Wenn er sonst probierte, spuckte Carl aus, doch hier trank er und merkte, wie ihm der Wein sofort zu Kopfe stieg. Er hörte
kaum noch Ellens Erklärungen über Mostgewichte zu, die Unterschiede zwischen Öchslegraden und Klosterneuburger Mostwaage rauschten
an ihm vorbei. Dass Süßweine entsprechend ihres Zuckergehalts in Beerenauslese, Ruster Ausbruch und Trockenbeerenauslese eingeteilt
wurden, ging zu einem Ohr rein und zum anderen wieder raus. Je mehr er trank, desto mehr schweiften seine Gedanken ab, er
dachte an Johannas Ekel vor dem Verkosten und dem Ausspucken – wo hatte sie Marias Weißen Burgunder gekauft?
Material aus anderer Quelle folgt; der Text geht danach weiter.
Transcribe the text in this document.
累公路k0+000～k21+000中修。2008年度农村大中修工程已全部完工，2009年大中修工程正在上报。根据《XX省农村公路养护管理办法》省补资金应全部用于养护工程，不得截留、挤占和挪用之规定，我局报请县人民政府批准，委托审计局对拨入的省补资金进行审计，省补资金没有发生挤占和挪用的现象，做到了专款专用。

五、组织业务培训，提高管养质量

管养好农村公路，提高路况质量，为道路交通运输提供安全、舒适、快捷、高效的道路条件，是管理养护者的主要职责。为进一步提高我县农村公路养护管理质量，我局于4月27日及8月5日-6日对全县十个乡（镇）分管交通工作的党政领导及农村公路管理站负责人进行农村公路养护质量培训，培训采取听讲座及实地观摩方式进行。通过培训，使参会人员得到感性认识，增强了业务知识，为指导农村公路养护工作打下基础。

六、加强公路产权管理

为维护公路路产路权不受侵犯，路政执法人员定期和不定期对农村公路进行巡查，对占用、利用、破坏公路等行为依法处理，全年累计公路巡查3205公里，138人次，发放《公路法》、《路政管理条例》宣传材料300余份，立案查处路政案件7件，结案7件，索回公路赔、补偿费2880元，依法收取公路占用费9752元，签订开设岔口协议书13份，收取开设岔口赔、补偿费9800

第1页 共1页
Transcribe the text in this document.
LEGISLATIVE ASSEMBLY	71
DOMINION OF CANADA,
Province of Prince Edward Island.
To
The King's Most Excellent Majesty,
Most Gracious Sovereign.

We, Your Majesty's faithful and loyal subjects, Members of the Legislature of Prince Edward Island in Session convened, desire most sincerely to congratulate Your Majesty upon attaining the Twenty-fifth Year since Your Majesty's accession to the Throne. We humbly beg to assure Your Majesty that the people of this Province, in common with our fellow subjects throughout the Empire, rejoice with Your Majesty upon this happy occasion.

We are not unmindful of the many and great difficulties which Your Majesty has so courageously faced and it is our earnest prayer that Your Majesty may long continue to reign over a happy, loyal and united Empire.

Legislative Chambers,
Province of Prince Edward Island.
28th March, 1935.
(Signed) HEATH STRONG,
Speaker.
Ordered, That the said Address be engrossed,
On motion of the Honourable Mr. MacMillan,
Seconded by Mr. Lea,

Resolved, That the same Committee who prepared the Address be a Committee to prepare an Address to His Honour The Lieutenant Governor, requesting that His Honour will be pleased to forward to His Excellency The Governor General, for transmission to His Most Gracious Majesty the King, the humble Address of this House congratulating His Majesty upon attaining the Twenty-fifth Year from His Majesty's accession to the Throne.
Es gab ihn entweder
in der Weinakademie in Neusiedel oder direkt ab Hof. War sie da gewesen? Um ihm zu schaden? Gleich würde Ellen auf Marias
Mörder zu sprechen kommen. Doch sie sprach von der Alterung im klassischen 30 0-Liter -Fass aus Akazie, von der Bestockungsdichte und der Konkurrenz zwischen Rebstöcken, bis sie seine Unaufmerksamkeit bemerkte.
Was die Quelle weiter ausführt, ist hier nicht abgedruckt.